As budget bill hangs in limbo, Kyrsten Sinema heads to Europe
By Shane Goldmacher
Sen. Kyrsten Sinema, a moderate Arizona Democrat who has objected to the size and scope of President Joe Biden’s sweeping legislative agenda, has been trailed all over the country by progressive activists seeking to pressure her. They have followed her into a bathroom in Arizona, on an airplane and even to the Boston Marathon.
But this week, with the Senate out of session, those activists would have had to travel even farther to press their case with Sinema in person — she’s in Europe on a fundraising trip.
A spokesperson for Sinema said she had participated in fundraising for the Democratic Senatorial Campaign Committee but declined to say where or provide any additional details. One person briefed on the matter said an event had occurred in Paris. It was not clear whether her trip to Europe was at the urging of the party committee.
The chair of the Democratic Senatorial Campaign Committee, Sen. Gary Peters of Michigan, is also in Europe this week and headlined a dinner Wednesday in London, with contribution levels as much as $36,500, according to a copy of an invitation. Sinema’s name does not appear on that invitation.
A spokesperson for the Senate committee declined to comment on the events in Europe or on Sinema’s role.
Although political campaigns and parties cannot raise money from foreign nationals, U.S. citizens living abroad can and do regularly contribute.
Sinema’s office declined to say how long she would be abroad, what countries she was visiting, how the trip was being paid for or whether she was doing any additional fundraising for her own campaign. Her political team had reached out to set up meetings in London and Paris, according to two people familiar with the matter.
John LaBombard, a spokesperson for Sinema, said she remained engaged in the negotiations in Washington.
“So far this week, Sen. Sinema has held several calls — including with President Biden, the White House team, Sen. Schumer’s team, and other Senate and House colleagues — to continue discussions on the proposed budget reconciliation package,” LaBombard said, referring to Senate majority leader Chuck Schumer, D-N.Y. “Those conversations are ongoing.”
Sinema is one of the most closely watched Senate Democrats in the country as one of two centrists, along with Sen. Joe Manchin of West Virginia, who have objected to the price of Biden’s budget package, which could spend as much as $3.5 trillion over a decade remaking social and climate policy in the nation.
With the Senate tied 50-50, Democrats need unanimity to pass any package, which has greatly empowered both Manchin and Sinema as the party’s vocal holdouts. Vice President Kamala Harris would serve as the tiebreaking vote.
Sinema has pushed for the House to adopt a separate, bipartisan $1 trillion infrastructure bill while the larger budget package is being negotiated. She called the delay in voting on the infrastructure package “inexcusable” and “deeply disappointing” in early October.
When the Senate is out of session, senators are free to fundraise, return to their home states for events, remain in Washington working on legislation or travel abroad, both for official government business and for vacations.
Sinema’s fundraising while in the midst of budget negotiations has already drawn scrutiny.
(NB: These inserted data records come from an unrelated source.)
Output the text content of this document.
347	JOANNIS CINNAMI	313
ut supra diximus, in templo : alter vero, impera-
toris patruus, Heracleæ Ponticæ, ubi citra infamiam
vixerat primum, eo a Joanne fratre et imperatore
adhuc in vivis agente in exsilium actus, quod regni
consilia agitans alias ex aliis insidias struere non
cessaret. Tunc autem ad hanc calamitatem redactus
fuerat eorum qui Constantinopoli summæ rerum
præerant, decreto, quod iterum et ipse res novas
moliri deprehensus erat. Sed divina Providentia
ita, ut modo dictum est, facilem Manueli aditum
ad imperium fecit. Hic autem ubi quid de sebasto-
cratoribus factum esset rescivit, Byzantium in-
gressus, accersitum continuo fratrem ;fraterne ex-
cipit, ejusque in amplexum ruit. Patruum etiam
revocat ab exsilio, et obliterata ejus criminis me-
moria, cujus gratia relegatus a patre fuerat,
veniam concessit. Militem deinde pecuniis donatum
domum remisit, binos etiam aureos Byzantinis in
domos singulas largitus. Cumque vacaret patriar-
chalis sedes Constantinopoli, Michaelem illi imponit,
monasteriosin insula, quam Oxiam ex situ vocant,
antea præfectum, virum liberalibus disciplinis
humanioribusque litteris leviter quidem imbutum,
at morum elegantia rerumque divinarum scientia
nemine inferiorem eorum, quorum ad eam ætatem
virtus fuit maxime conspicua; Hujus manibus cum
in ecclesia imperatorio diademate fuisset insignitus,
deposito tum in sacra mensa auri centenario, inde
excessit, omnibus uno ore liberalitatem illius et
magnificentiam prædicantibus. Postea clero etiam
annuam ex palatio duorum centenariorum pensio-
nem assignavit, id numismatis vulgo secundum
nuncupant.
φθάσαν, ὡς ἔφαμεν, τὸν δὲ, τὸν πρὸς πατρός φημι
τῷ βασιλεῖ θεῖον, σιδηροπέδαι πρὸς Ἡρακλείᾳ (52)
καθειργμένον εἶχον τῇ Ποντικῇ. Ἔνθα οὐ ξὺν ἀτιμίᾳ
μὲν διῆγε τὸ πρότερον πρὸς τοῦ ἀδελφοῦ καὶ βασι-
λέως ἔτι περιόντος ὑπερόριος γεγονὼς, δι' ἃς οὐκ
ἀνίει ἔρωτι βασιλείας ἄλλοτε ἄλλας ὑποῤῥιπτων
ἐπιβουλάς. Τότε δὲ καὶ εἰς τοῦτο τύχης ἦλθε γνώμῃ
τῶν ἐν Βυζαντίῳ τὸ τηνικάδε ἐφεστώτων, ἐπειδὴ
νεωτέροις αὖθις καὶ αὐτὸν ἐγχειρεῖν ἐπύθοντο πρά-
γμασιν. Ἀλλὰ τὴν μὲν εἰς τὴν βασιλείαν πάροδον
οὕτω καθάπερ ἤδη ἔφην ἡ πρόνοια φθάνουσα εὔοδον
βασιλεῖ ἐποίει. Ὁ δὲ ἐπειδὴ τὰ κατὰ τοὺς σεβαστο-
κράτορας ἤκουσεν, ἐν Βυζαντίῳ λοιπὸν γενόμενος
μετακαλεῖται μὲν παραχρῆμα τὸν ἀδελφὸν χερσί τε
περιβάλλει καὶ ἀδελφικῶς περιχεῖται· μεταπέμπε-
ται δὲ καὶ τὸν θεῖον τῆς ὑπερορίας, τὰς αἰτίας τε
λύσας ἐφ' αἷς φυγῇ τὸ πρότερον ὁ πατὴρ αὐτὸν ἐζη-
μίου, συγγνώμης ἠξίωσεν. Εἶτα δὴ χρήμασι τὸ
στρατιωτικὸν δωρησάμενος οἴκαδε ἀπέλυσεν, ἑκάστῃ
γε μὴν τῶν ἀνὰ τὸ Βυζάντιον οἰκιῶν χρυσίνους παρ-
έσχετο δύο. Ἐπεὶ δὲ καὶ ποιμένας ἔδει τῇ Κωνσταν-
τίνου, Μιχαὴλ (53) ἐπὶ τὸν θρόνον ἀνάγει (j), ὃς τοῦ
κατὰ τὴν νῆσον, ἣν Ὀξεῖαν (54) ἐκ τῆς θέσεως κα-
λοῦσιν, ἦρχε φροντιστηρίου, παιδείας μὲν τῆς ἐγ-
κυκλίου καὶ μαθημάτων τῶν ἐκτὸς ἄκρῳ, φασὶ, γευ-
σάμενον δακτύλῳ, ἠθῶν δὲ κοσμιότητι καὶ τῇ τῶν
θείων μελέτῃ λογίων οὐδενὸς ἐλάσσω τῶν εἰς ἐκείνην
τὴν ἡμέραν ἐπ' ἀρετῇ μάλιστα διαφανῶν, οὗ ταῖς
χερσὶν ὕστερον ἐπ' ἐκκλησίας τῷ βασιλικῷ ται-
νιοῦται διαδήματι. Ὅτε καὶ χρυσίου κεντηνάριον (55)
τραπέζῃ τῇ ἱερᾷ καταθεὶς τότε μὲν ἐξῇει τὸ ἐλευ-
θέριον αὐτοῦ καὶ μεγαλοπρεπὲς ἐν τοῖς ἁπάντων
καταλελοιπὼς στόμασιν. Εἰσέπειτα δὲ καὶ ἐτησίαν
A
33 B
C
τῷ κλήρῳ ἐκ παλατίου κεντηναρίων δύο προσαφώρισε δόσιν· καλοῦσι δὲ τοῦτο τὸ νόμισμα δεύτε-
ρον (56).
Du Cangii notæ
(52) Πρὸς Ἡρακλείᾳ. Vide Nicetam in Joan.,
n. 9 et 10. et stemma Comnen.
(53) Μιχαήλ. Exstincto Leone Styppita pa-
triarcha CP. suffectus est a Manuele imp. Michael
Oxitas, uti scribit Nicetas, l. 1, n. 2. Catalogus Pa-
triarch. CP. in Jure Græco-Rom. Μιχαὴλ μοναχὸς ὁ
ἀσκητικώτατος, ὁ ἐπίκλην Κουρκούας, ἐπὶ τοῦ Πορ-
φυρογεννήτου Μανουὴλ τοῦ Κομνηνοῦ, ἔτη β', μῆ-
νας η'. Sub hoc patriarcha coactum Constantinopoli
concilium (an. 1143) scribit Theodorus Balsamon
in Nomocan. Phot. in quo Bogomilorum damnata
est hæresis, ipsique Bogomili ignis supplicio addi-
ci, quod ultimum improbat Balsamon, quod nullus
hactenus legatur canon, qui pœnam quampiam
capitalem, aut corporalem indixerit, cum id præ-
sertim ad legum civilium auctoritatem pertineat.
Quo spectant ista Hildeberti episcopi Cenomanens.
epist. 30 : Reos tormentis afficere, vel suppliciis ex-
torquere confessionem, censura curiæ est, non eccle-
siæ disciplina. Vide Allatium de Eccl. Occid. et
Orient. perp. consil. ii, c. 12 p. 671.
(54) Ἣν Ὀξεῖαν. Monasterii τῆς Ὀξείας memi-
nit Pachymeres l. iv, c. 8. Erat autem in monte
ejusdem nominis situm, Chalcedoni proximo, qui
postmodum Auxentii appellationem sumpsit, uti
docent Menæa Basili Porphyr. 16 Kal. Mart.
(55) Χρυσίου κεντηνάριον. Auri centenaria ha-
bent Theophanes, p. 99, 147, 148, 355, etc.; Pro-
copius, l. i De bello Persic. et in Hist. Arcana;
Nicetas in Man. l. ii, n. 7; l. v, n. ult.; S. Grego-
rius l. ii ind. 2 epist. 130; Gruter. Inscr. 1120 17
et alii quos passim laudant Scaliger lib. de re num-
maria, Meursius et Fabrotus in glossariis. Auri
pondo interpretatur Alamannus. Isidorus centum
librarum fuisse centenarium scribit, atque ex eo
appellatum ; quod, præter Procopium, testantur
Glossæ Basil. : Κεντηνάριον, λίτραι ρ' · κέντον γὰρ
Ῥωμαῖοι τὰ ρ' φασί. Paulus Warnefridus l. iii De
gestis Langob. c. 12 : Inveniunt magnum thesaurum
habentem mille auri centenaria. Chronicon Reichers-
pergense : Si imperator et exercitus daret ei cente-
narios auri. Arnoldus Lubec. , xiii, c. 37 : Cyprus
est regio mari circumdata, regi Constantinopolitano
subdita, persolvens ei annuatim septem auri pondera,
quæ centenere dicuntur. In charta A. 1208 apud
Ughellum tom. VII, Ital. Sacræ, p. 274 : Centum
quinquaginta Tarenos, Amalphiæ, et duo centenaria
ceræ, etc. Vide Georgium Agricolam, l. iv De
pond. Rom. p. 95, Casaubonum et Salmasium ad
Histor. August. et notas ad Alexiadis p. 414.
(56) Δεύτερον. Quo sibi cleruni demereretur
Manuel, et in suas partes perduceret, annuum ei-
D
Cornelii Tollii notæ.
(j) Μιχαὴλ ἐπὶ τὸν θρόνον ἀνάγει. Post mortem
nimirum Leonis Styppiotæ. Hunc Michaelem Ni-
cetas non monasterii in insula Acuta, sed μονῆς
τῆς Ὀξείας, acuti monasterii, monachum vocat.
In late September, a group of five business lobbying groups, many of which oppose the budget bill, held a fundraiser for her in Washington, D.C. Sponsors of that event included the National Association of Wholesaler-Distributors and the grocers’ political action committee, as well as lobbyists for roofers and electrical contractors.
Days later, Sinema traveled to Arizona, where she had a “retreat” for her political action committee at a high-end resort and spa in Phoenix. When she left Washington, the reason that her spokesperson provided was a medical appointment for a foot injury. That injury prevented her from running the Boston Marathon, although she still attended. Some climate activists showed up and waved a banner that urged her to “Be brave — fight for us.”
Progressive activists have expressed growing frustration with Sinema in recent weeks, with some trying to recruit a primary challenger when she is next up for reelection, in 2024.
In July, Sinema had $3.5 million in her reelection account.